In this work, to study their functions, we applied the fuzzy clustering method to all plant CPP transcription factors. The feature vector of each protein sequence for the fuzzy clustering method is encoded by the short length peptides and the combination of functional domain models.
Results and conclusions
With the fuzzy clustering method, all plant CPP transcription factors are grouped into two subfamilies. A systems approach, including Expressed Sequence Tag analysis, evolutionary analysis, protein-protein interaction network analysis and co-expression analysis, is employed to validate the clustering results, the results of which also indicates that the transcription factors from different subfamilies show uncorrelated responses.
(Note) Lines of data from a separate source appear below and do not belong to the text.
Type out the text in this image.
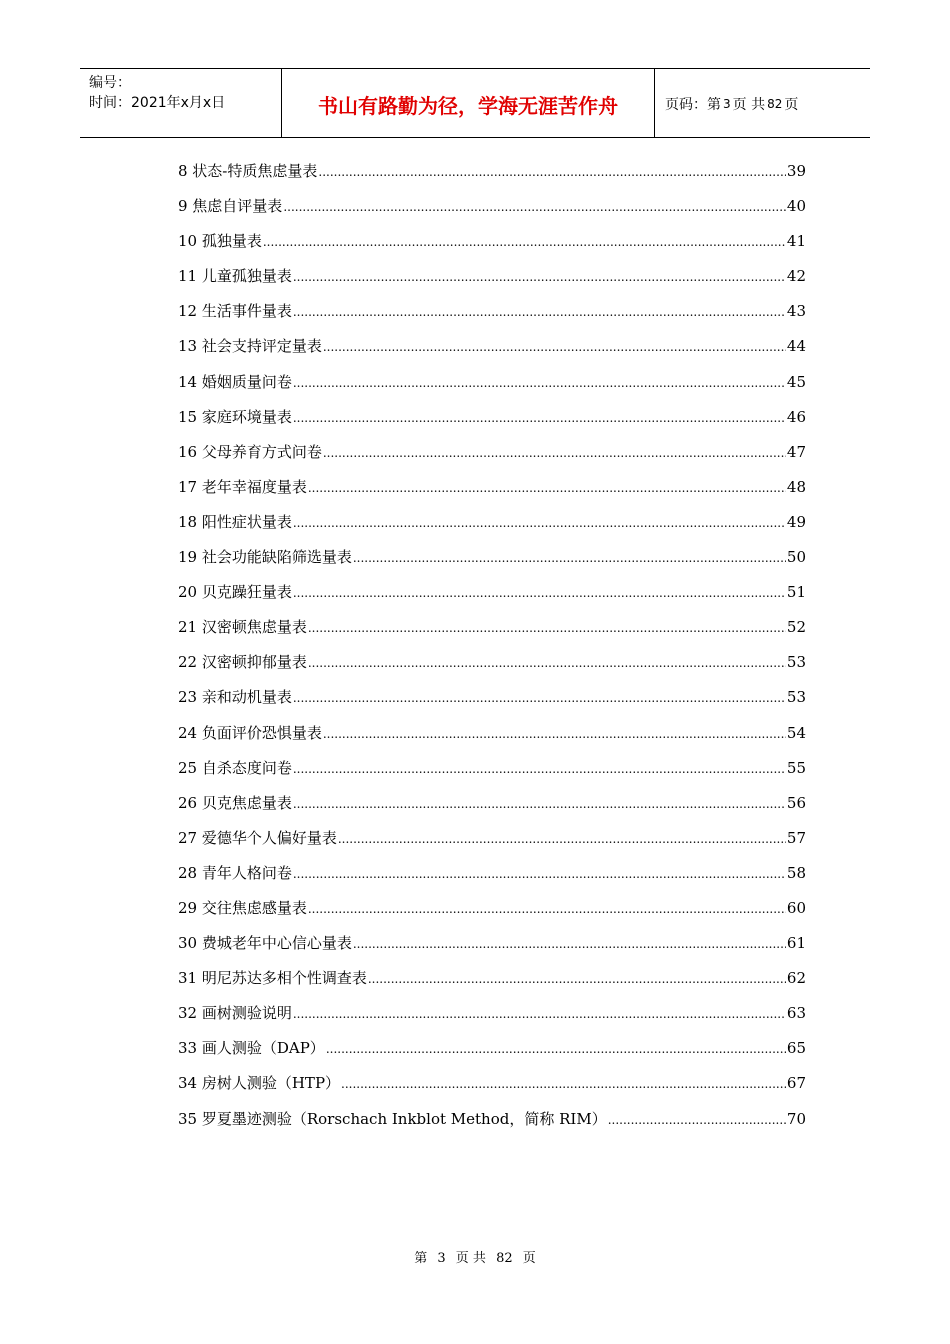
编号：
时间：2021年x月x日	书山有路勤为径，学海无涯苦作舟	页码：第 3 页 共 82 页
8 状态-特质焦虑量表 .....	39
9 焦虑自评量表 .....	40
10 孤独量表 .....	41
11 儿童孤独量表 .....	42
12 生活事件量表 .....	43
13 社会支持评定量表 .....	44
14 婚姻质量问卷 .....	45
15 家庭环境量表 .....	46
16 父母养育方式问卷 .....	47
17 老年幸福度量表 .....	48
18 阳性症状量表 .....	49
19 社会功能缺陷筛选量表 .....	50
20 贝克躁狂量表 .....	51
21 汉密顿焦虑量表 .....	52
22 汉密顿抑郁量表 .....	53
23 亲和动机量表 .....	53
24 负面评价恐惧量表 .....	54
25 自杀态度问卷 .....	55
26 贝克焦虑量表 .....	56
27 爱德华个人偏好量表 .....	57
28 青年人格问卷 .....	58
29 交往焦虑感量表 .....	60
30 费城老年中心信心量表 .....	61
31 明尼苏达多相个性调查表 .....	62
32 画树测验说明 .....	63
33 画人测验（DAP） .....	65
34 房树人测验（HTP） .....	67
35 罗夏墨迹测验（Rorschach Inkblot Method，简称 RIM） .....	70
第 3 页 共 82 页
Transcription factors are important in gene expression regulation. Some families of transcription factors have been studied intensively. The CPP (cystein-rich polycomb-like protein) family, in which genes typically have two Cys-rich domains (CXC), however, has not received enough attention. Although there are only a small number of them, the members of this family are widely present in plants and animals.
Two genes in the plant CPP family, TSO1 in Arabidopsis thaliana and CPP1 in soybeans, have been studied previously. TSO1 is highly expressed in flowers, where it is accumulated to the highest level in developing ovules and microspores [1–5]. The Δtso1 mutation results in the loss of the control on directional cellular expansion and the coordination of adjacent cell growth, as well as the defects in karyokinesis and cytokinesis. CPP1 has been demonstrated relating to the regulation of the expression of the soybean leghemoglobin gene Gmlbc3 . The CPP1 gene is induced late in nodule development and its expression is confined to the distal part of the central infected tissue of the nodule. The functions of these two proteins, despite belonging to the same family, are different in A. thaliana and Soybeans.
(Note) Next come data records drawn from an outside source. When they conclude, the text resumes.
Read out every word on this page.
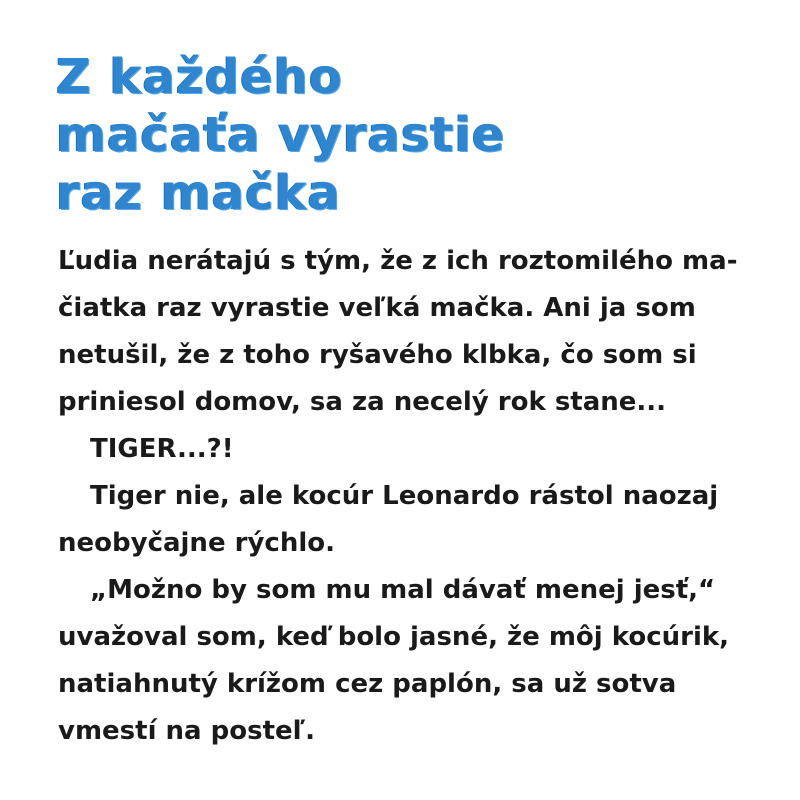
Z každého
mačaťa vyrastie
raz mačka
Ľudia nerátajú s tým, že z ich roztomilého ma-
čiatka raz vyrastie veľká mačka. Ani ja som
netušil, že z toho ryšavého klbka, čo som si
priniesol domov, sa za necelý rok stane...
TIGER...?!
Tiger nie, ale kocúr Leonardo rástol naozaj
neobyčajne rýchlo.
„Možno by som mu mal dávať menej jesť,“
uvažoval som, keď bolo jasné, že môj kocúrik,
natiahnutý krížom cez paplón, sa už sotva
vmestí na posteľ.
CXC domains are highly conserved in CPP genes. In TSO1 and CPP1, two CXC domains, which have consensus sequence CXCX4CX3YCXCX6CX3CXCX2C, are separated by a region, which contains a variable length sequence with a short conserved sequence RNPXAFXPK. Hauser etc. suggested that the high conservation in the domains and inter-domain regions indicates that the transcription factors in this family could bind to DNA via their CXC domains . This hypothesis has been shown in human; the experiment demonstrated the CXC domain in LIN54 gene in human can bind to a specific DNA sequence CDE-CHR .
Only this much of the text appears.